The Greeks prayed for health as the first of blessings because not only did the lack of it ruin happiness as they conceived it, but they were at the mercy of disease. Medicine had indeed begun to make an impressive appearance by the end of the sixth century, but though it approached its task in a strictly scientific spirit, it had much to learn and could not cure all evils in a society which had almost no hygiene and fell an easy victim to any new infection.

The desire for health was inextricably connected with the Greek cult of the body. This was essentially a religious activity because it was thought that through their bodies men resembled the gods, and the gods guided and guarded their development. The whole process of birth and growth was directed and watched by gods, and at each stage it was the young body that called for their care, whether it was strengthened at the beginning by being passed over a fire or later by being exercised in games and dances, or tested by initiation ceremonies. If health was the first of good things, it was because the gods gave it and fostered it in those whom they loved.

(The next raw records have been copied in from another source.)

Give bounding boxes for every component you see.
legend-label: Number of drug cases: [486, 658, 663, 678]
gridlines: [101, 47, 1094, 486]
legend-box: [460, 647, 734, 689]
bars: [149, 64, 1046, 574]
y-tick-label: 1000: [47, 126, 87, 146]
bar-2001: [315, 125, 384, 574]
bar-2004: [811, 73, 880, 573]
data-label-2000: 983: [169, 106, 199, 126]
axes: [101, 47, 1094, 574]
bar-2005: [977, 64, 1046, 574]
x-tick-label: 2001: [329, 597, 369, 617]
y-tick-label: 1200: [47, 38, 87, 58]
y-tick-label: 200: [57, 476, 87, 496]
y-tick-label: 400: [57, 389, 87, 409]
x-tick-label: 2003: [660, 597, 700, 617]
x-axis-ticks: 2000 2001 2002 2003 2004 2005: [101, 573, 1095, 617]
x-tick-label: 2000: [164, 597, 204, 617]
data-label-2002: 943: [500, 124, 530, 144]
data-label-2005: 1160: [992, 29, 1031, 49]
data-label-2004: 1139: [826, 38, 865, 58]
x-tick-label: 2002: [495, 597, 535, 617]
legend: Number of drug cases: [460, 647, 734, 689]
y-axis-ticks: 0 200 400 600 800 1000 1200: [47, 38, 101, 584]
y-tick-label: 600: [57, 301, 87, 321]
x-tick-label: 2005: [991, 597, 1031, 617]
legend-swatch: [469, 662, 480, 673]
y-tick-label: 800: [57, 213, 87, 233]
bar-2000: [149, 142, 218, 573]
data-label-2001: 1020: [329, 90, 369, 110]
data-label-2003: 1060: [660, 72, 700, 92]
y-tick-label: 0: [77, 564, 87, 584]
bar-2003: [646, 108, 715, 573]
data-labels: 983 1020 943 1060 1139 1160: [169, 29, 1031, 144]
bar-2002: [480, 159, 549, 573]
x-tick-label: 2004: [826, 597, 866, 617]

The belief in health passes imperceptibly into the belief in beauty, which is equally derived from the notion that through it men and women resemble the gods. Indeed, the Greeks could not think any physical form beautiful unless it was healthy. They had no morbid taste for decay, and old age was for them not beau­tiful but either impressive or pathetic. The beauty which they admired and celebrated with many statues of naked young men and well-clothed maidens was that of the body when it is passing into manhood or womanhood.

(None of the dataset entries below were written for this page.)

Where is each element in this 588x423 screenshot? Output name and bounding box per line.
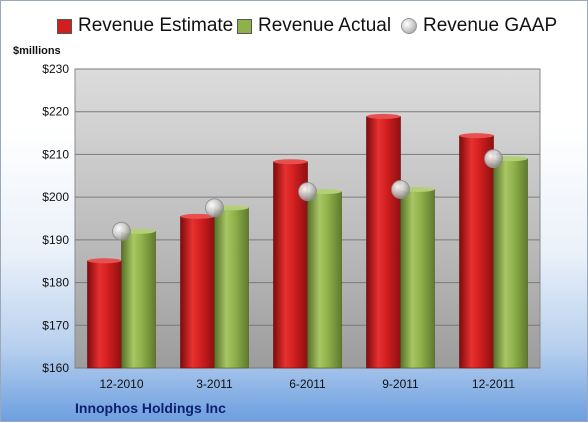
legend-item-estimate: Revenue Estimate xyxy=(57,15,233,37)
bar-revenue-actual-12-2011 xyxy=(493,158,528,369)
x-tick-label: 12-2010 xyxy=(99,377,143,391)
bar-revenue-estimate-9-2011 xyxy=(366,116,401,369)
legend-label-actual: Revenue Actual xyxy=(258,15,392,36)
bar-revenue-actual-9-2011 xyxy=(400,189,435,369)
bar-revenue-estimate-12-2010 xyxy=(87,260,122,369)
legend-marker-gaap xyxy=(401,18,417,34)
bar-revenue-actual-12-2010 xyxy=(121,231,156,369)
y-tick-label: $170 xyxy=(42,318,69,332)
legend-swatch-actual xyxy=(237,18,252,34)
bar-revenue-estimate-3-2011 xyxy=(180,216,215,369)
marker-revenue-gaap-6-2011 xyxy=(298,182,317,201)
legend-item-gaap: Revenue GAAP xyxy=(401,15,557,37)
chart-title: Innophos Holdings Inc xyxy=(75,400,226,416)
x-tick-label: 9-2011 xyxy=(382,377,419,391)
x-tick-label: 6-2011 xyxy=(289,377,326,391)
bar-top-estimate-12-2011 xyxy=(459,133,494,139)
y-tick-label: $190 xyxy=(42,233,69,247)
marker-revenue-gaap-12-2011 xyxy=(484,149,503,169)
y-tick-label: $210 xyxy=(42,147,69,161)
legend-swatch-estimate xyxy=(57,18,72,34)
y-tick-label: $230 xyxy=(42,62,69,76)
y-axis-unit-label: $millions xyxy=(13,45,61,57)
bar-top-estimate-12-2010 xyxy=(87,258,122,264)
legend-label-estimate: Revenue Estimate xyxy=(78,15,234,36)
y-tick-label: $200 xyxy=(42,190,69,204)
x-tick-label: 12-2011 xyxy=(472,377,515,391)
y-tick-label: $180 xyxy=(42,276,69,290)
x-tick-label: 3-2011 xyxy=(196,377,233,391)
y-tick-label: $160 xyxy=(42,361,69,375)
y-tick-label: $220 xyxy=(42,105,69,119)
legend-label-gaap: Revenue GAAP xyxy=(423,15,558,36)
bar-top-estimate-3-2011 xyxy=(180,213,215,219)
legend: Revenue Estimate Revenue Actual Revenue … xyxy=(1,15,588,45)
legend-item-actual: Revenue Actual xyxy=(237,15,391,37)
marker-revenue-gaap-9-2011 xyxy=(391,180,410,199)
bar-top-estimate-9-2011 xyxy=(366,113,401,119)
marker-revenue-gaap-3-2011 xyxy=(205,198,224,218)
bar-revenue-estimate-12-2011 xyxy=(459,135,494,369)
bar-revenue-actual-6-2011 xyxy=(307,191,342,369)
bar-top-estimate-6-2011 xyxy=(273,159,308,165)
marker-revenue-gaap-12-2010 xyxy=(112,221,131,241)
bar-revenue-actual-3-2011 xyxy=(214,207,249,369)
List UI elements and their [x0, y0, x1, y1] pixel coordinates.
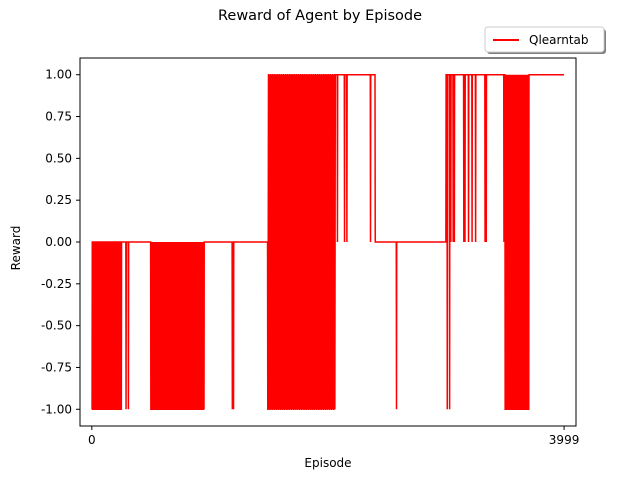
y-tick-label: -1.00 [41, 402, 72, 416]
series-line-qlearntab [91, 73, 564, 411]
y-axis-title: Reward [9, 226, 23, 271]
y-tick-label: 0.25 [45, 193, 72, 207]
plot-area [91, 73, 564, 411]
y-tick-label: -0.25 [41, 277, 72, 291]
x-tick-label: 3999 [549, 433, 580, 447]
legend-label-qlearntab: Qlearntab [529, 33, 589, 47]
y-tick-label: -0.50 [41, 319, 72, 333]
chart-title: Reward of Agent by Episode [218, 8, 422, 24]
x-axis-title: Episode [304, 456, 351, 470]
y-tick-label: -0.75 [41, 360, 72, 374]
x-tick-label: 0 [88, 433, 96, 447]
y-tick-label: 1.00 [45, 68, 72, 82]
x-axis: 0 3999 [88, 426, 579, 447]
legend[interactable]: Qlearntab [484, 26, 606, 54]
y-tick-label: 0.50 [45, 151, 72, 165]
y-tick-label: 0.00 [45, 235, 72, 249]
y-axis: -1.00 -0.75 -0.50 -0.25 0.00 0.25 0.50 0.75 1.00 [41, 68, 80, 416]
y-tick-label: 0.75 [45, 110, 72, 124]
legend-box [484, 26, 605, 53]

The Attic song names wealth as the third good. The Greeks enjoyed the pursuit of money as much as any men, and had an undoubted talent for it, but it was thought mean to treat it as an end in itself, nor were the rich respected just because they were wealthy. A normal attitude was that a good man needs money to help him to lead the good life, as Cephalus said to Socrates: "If it is true that a good man will not find it easy to endure old age and poverty together, no more will riches ever make a bad man contented and cheerful." It followed that the Greeks saw no virtue in poverty and regarded it as a condition which degrades those whose lot it is.

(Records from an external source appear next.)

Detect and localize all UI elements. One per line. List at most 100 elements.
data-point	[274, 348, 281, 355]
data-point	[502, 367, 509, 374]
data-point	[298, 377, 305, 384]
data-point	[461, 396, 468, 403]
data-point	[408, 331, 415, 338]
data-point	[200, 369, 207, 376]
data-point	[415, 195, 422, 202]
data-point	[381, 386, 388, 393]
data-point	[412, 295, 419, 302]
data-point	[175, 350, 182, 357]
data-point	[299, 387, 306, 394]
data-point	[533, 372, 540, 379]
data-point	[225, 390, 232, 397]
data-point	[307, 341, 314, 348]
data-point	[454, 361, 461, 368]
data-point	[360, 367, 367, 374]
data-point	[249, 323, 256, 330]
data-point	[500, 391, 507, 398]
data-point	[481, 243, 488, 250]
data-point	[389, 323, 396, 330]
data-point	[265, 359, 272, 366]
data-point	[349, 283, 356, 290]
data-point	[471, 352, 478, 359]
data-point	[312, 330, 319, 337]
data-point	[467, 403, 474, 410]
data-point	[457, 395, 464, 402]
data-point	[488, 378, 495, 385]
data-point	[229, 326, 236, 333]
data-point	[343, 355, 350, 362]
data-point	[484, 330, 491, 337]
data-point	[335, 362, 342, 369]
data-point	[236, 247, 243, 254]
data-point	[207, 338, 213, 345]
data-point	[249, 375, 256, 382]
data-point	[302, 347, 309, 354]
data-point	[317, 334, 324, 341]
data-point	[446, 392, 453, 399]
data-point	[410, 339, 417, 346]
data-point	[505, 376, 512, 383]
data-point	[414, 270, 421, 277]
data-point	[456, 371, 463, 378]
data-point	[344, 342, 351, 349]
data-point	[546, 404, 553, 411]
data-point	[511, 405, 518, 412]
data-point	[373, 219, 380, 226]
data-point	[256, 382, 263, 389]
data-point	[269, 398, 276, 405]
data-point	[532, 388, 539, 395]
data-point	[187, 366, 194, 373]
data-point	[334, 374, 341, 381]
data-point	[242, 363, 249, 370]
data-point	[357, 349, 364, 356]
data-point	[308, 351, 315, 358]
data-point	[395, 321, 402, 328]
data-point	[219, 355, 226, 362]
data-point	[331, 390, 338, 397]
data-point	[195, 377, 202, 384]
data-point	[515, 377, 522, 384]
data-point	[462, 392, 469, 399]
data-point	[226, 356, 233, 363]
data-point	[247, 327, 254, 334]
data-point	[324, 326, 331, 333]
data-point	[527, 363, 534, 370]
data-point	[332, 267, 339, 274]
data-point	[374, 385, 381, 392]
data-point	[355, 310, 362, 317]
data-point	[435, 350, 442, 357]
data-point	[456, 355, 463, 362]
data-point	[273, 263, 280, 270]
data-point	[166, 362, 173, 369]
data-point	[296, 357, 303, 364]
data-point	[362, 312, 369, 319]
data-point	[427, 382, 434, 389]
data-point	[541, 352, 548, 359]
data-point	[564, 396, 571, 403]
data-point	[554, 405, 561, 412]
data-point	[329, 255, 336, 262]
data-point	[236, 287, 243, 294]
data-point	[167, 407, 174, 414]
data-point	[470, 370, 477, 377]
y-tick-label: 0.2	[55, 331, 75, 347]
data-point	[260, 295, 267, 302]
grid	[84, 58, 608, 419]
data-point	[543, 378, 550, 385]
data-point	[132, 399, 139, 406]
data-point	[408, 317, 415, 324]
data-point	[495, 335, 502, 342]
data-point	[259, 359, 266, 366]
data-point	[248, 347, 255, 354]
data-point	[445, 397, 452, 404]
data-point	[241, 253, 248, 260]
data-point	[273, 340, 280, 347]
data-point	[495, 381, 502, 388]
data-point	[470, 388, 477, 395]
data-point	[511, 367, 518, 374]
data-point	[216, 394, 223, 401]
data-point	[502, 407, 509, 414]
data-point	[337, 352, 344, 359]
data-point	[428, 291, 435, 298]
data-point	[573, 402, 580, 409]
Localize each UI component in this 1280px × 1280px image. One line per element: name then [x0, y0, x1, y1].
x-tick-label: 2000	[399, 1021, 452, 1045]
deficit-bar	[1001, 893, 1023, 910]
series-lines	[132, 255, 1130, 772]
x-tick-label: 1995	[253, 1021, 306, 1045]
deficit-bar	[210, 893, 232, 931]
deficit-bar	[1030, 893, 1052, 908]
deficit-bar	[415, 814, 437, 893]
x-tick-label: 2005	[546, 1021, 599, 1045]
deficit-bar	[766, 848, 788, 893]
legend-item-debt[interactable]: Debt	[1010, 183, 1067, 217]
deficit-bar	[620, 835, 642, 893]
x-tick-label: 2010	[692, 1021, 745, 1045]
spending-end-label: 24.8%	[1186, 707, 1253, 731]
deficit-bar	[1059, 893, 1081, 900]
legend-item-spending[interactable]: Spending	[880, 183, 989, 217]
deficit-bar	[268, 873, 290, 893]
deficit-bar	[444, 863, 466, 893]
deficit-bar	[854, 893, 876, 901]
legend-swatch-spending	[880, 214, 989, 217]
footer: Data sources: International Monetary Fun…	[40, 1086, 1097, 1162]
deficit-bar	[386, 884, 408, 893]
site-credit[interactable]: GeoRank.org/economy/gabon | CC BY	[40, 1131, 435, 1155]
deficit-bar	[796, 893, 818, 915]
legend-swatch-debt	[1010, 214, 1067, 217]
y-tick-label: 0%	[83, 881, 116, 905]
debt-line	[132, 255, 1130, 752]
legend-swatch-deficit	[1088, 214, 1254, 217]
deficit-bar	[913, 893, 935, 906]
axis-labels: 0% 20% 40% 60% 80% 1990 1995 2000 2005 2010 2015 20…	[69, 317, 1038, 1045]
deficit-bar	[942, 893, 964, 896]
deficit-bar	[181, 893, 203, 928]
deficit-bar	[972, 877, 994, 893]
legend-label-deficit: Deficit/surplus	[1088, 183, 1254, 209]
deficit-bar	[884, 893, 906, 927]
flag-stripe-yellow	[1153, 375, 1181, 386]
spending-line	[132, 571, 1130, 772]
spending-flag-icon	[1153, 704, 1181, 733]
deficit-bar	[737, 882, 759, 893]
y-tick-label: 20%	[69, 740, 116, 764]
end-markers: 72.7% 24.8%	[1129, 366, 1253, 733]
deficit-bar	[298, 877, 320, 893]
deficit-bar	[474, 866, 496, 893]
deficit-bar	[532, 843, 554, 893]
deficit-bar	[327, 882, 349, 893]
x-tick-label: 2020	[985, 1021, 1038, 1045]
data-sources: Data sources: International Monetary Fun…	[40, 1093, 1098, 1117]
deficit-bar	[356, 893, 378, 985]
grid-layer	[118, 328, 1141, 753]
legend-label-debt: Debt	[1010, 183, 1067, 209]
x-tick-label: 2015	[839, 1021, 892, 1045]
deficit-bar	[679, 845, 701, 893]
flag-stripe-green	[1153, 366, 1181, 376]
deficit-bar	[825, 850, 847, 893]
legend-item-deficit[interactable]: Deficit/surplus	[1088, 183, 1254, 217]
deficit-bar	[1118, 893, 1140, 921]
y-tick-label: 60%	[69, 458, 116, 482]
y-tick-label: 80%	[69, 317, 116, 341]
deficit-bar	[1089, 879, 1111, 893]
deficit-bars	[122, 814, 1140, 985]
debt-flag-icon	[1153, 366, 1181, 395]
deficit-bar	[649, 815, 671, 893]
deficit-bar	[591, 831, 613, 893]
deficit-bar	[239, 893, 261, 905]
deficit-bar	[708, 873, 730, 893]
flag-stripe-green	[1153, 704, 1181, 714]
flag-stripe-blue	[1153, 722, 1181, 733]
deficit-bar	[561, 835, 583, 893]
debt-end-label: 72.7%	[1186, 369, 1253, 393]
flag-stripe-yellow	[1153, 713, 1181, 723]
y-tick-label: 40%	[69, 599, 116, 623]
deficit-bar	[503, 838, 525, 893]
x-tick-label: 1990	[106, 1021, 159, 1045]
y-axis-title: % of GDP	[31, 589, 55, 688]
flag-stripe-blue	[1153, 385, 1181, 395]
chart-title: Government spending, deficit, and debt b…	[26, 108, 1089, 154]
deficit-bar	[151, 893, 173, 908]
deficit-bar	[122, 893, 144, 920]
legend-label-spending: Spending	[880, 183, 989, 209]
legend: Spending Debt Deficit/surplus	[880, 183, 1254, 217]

The fourth good named by the Attic song is to be young among friends, and what this means can be seen from the delight which Greek sculptors and painters take in representing the pastimes and indulgences of young men. They keep their bodies fit by wrestling, playing ball, practicing what looks very like hockey, jumping over sticks, and throwing the discus. They exercise horses in a field or listen, in unashamed dandyism, to a lyre-player.

The ancient Greeks believed that society was made up of two kinds of people—themselves and the barbarians. What distinguished Greeks from the barbarians was the polis, which is most often translated into English as "city-state," but it was far more than a geographical concept. The Greeks thought of the polis as a way of life. It was the particular way the Greeks gov­erned themselves, educated their children, produced their goods and services, and pursued their cultural life. In short, Greeks thought of the polis as the good society.  If the modern reader picks up a translation of Plato's Republic or Aristotle’s Politics he finds Plato ordaining that his ideal city shall have 5,000 citizens, and Aristotle that each citizen should be able to know all the others by sight. Plato is imagining a polis on the normal Greek scale; indeed he implies that many existing Greek city-states were too small—for many had less than 5,000 citizens. Aristotle contended that a polis of ten citizens would be impossible, because it could not be self-sufficient, and that a polis of a hundred thousand would be absurd, because it could not govern itself properly.

The entire life of the polis, and the relation between its parts, were much easier to grasp, because of the small scale of things. Therefore to say, "It is everyone's duty to help the polis" was not to express a fine sentiment but to speak the plainest and most urgent common sense.

 

Diagram and explain the Greek concepts of man, life, and society.